The evidence establishes that after their full-time positions were eliminated, both Luby and Masko exercised their regular full-time seniority. Luby had sufficient seniority to bump into another full-time position, while Masko's seniority and qualifications only permitted him to bump into a part-time position. In doing so, Masko exercised the "precedence" of his regular full-time seniority by bumping out the part-time employee who had held that position. As the District asserts, there is no provision in the Agreement that would require the District to create a full-time position out of existing part-time positions into which Masko could bump. In this case, the affected employees exercised their seniority and the end result was four part-time employees were laid off.

Contrary to the Union's assertion, this interpretation gives meaning and effect to all of the applicable provisions and does not render the seniority rights of full-time employees meaningless. They have the right to exercise their seniority rights to their advantage over the seniority rights of part-time employees for the remaining positions. At the same time, the Board's rights under Section 5.01 to determine which positions will be retained or eliminated are recognized and given effect. (5)

It is, therefore, concluded that the District's actions in this case did not violate the parties' Agreement.
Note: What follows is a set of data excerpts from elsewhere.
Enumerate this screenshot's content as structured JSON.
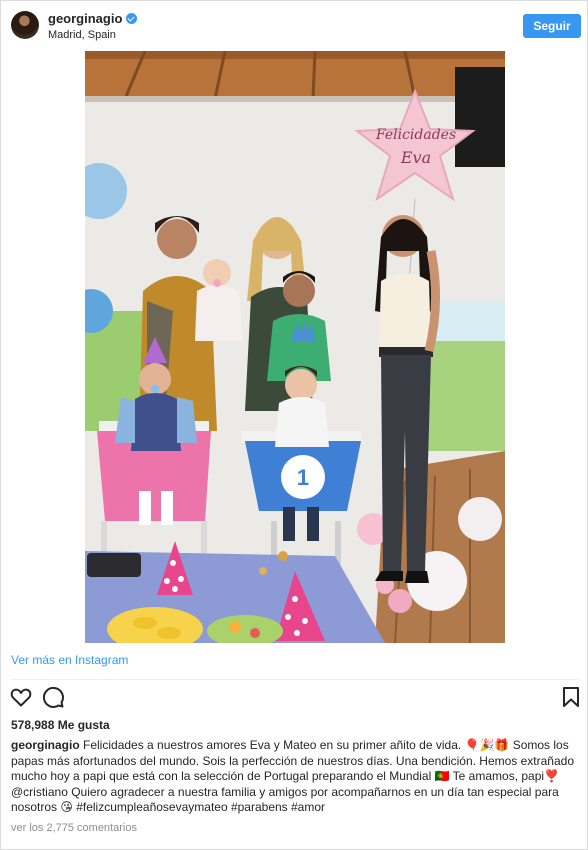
{
  "post": {
    "username": "georginagio",
    "location": "Madrid, Spain",
    "follow_label": "Seguir",
    "more_link": "Ver más en Instagram",
    "likes": "578,988 Me gusta",
    "caption_username": "georginagio",
    "caption_text": "Felicidades a nuestros amores Eva y Mateo en su primer añito de vida. 🎈🎉🎁 Somos los papas más afortunados del mundo. Sois la perfección de nuestros días. Una bendición. Hemos extrañado mucho hoy a papi que está con la selección de Portugal preparando el Mundial 🇵🇹 Te amamos, papi❣️ @cristiano Quiero agradecer a nuestra familia y amigos por acompañarnos en un día tan especial para nosotros 😘 #felizcumpleañosevaymateo #parabens #amor",
    "comments_link": "ver los 2,775 comentarios"
  },
  "photo": {
    "balloon_text_line1": "Felicidades",
    "balloon_text_line2": "Eva",
    "highchair_number": "1"
  },
  "icons": {
    "like": "heart-icon",
    "comment": "comment-icon",
    "save": "bookmark-icon",
    "verified": "verified-badge-icon"
  },
  "colors": {
    "accent": "#3897f0",
    "text": "#262626",
    "muted": "#8e8e8e",
    "border": "#dbdbdb"
  }
}
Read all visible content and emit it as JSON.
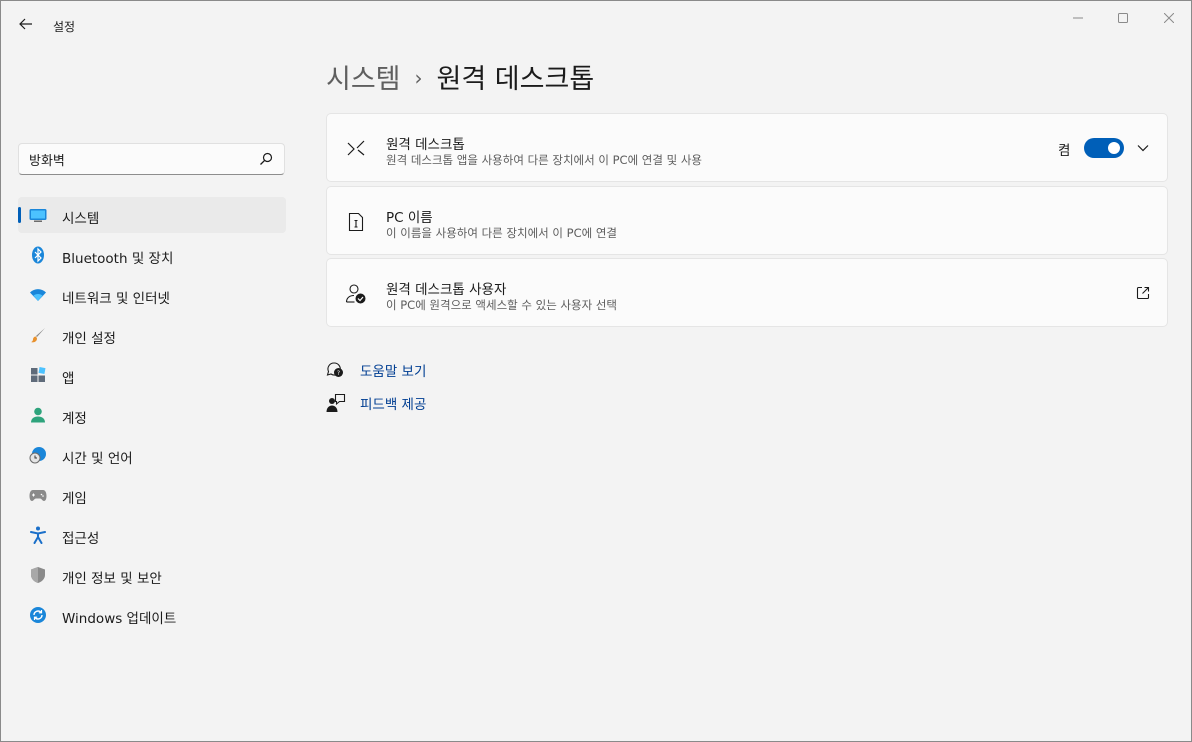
{
  "window": {
    "title": "설정"
  },
  "search": {
    "value": "방화벽",
    "icon": "search-icon"
  },
  "sidebar": {
    "items": [
      {
        "label": "시스템",
        "icon": "monitor-icon",
        "selected": true
      },
      {
        "label": "Bluetooth 및 장치",
        "icon": "bluetooth-icon"
      },
      {
        "label": "네트워크 및 인터넷",
        "icon": "wifi-icon"
      },
      {
        "label": "개인 설정",
        "icon": "brush-icon"
      },
      {
        "label": "앱",
        "icon": "apps-icon"
      },
      {
        "label": "계정",
        "icon": "person-icon"
      },
      {
        "label": "시간 및 언어",
        "icon": "clock-globe-icon"
      },
      {
        "label": "게임",
        "icon": "gamepad-icon"
      },
      {
        "label": "접근성",
        "icon": "accessibility-icon"
      },
      {
        "label": "개인 정보 및 보안",
        "icon": "shield-icon"
      },
      {
        "label": "Windows 업데이트",
        "icon": "update-icon"
      }
    ]
  },
  "breadcrumb": {
    "parent": "시스템",
    "separator": "›",
    "current": "원격 데스크톱"
  },
  "cards": [
    {
      "title": "원격 데스크톱",
      "description": "원격 데스크톱 앱을 사용하여 다른 장치에서 이 PC에 연결 및 사용",
      "icon": "remote-desktop-icon",
      "toggle_label": "켬",
      "toggle_on": true
    },
    {
      "title": "PC 이름",
      "description": "이 이름을 사용하여 다른 장치에서 이 PC에 연결",
      "icon": "pc-name-icon"
    },
    {
      "title": "원격 데스크톱 사용자",
      "description": "이 PC에 원격으로 액세스할 수 있는 사용자 선택",
      "icon": "user-check-icon"
    }
  ],
  "links": {
    "help": "도움말 보기",
    "feedback": "피드백 제공"
  },
  "colors": {
    "accent": "#005fb8",
    "link": "#003e92",
    "background": "#f3f3f3",
    "card": "#fbfbfb"
  }
}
Based upon the foregoing, the evidence, and the arguments of the parties, the undersigned makes and issues the following


The grievance is denied.

Dated at Madison, Wisconsin, this 28th day of August, 2006.

David E. Shaw, Arbitrator

1 Masko initially desired to bump into a full-time Head Custodian position, but due to concerns about his qualifications for that position, he ultimately elected to bump into the part-time position.

2 The Union waived filing of a reply brief.

3 This disregards the impact bankruptcy laws may have on an employer's obligations.

4 The Arbitrator does not find the Blaw-Knox case particularly instructive, as the arbitrator in that case relied primarily upon specific language he found applicable to the employer's actions and upon bargaining history.

5 Given these conclusions, it is not necessary to look at past practice or bargaining history; however, it is noted that the evidence in these regards does not conflict with those conclusions.